Regardless of the baserunning delights and amusements, the Rats ended the inning on top by a 4-1 score. Strong pitching and defense kept the Moosi off the board while the Rats posted another run in the bottom of the 5th.
The top of the 6th, though, saw the Moosish Ones strike back. El Beastie, who had been pitching a whale of a ballgame, suddenly lost the plate and the combination of walks and singles saw the Canucks load the bases and score twice. It turns out, however, that Frank pitches better when angry. We learned this because the coach went to the mound and ticked the Beast off. The result – no further Mooses crossing the plate for the rest of the game, and the Rats won 5-3.
Most remarkable Game One stat: No pink hats and no beers via fly balls!! (In fact, only 5 fly balls in 30 plate appearances.)
So, it was unilaterally decided that the double fly-ball = brews rule would be made cumulative for the day, not per-game as originally envisioned. Was this a sign of canny coaching to reinforce good behavior, or simply a crude ploy to get beer into the dugout? You be the judge.
After a short break where the lineup was shuffled according to a secret technique that involves removing something from one’s posterior, the Rats lead off Game Two. Chad ‘Still Searching for a Nickname’ Garcia started things off right, stroking a single and coming around to score the first run of the game when the following two hitters (HJ & Sport Playa) also singled.

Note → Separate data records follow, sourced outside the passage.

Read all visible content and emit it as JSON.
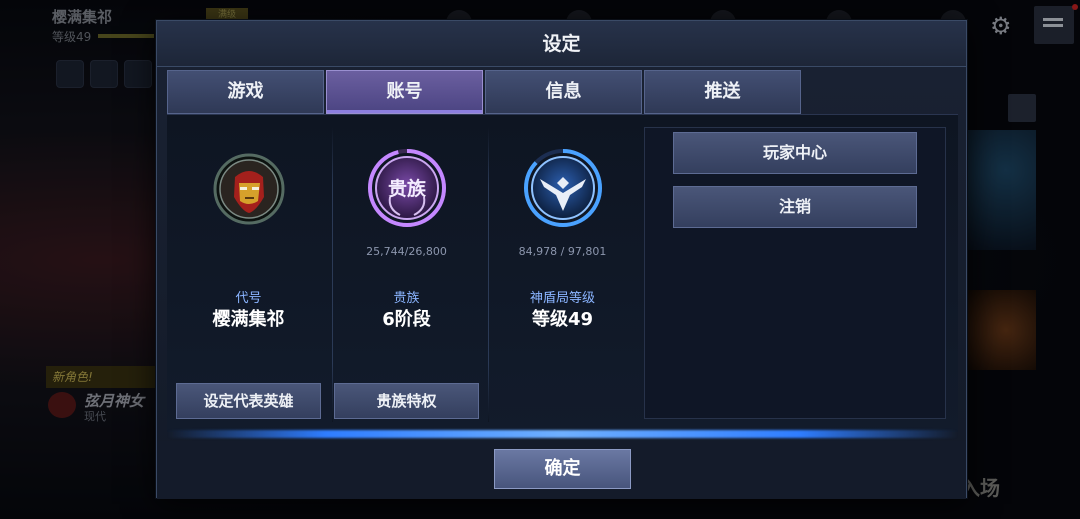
{
  "background": {
    "player_name": "樱满集祁",
    "player_level": "等级49",
    "new_character_label": "新角色!",
    "hero_name": "弦月神女",
    "hero_subtitle": "现代",
    "enter_label": "入场",
    "hero_badge": "满级"
  },
  "modal": {
    "title": "设定",
    "tabs": [
      {
        "label": "游戏",
        "active": false
      },
      {
        "label": "账号",
        "active": true
      },
      {
        "label": "信息",
        "active": false
      },
      {
        "label": "推送",
        "active": false
      }
    ],
    "columns": [
      {
        "emblem": "iron-man-portrait-icon",
        "stat": "",
        "label": "代号",
        "value": "樱满集祁",
        "button": "设定代表英雄"
      },
      {
        "emblem": "nobility-emblem-icon",
        "emblem_text": "贵族",
        "stat": "25,744/26,800",
        "progress": 0.9606,
        "label": "贵族",
        "value": "6阶段",
        "button": "贵族特权"
      },
      {
        "emblem": "shield-eagle-emblem-icon",
        "stat": "84,978 / 97,801",
        "progress": 0.8689,
        "label": "神盾局等级",
        "value": "等级49"
      }
    ],
    "side_buttons": [
      "玩家中心",
      "注销"
    ],
    "confirm": "确定"
  },
  "colors": {
    "accent_purple": "#8d7fe0",
    "accent_blue": "#2f7dff",
    "label_blue": "#8ab4ff",
    "iron_man_green": "#31d46a"
  }
}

Then, one of the rarest things in slow pitch softball NEARLY occurred. With runners at first and second, clean-up hitter Shooter McGrath hoisted an additional piano on his back and manfully swung at a sub-optimal pitch. What happened next can only be truly appreciated if you recall the theme song to Chariots of Fire and imagine the super slo-mo scene of running … of running … running……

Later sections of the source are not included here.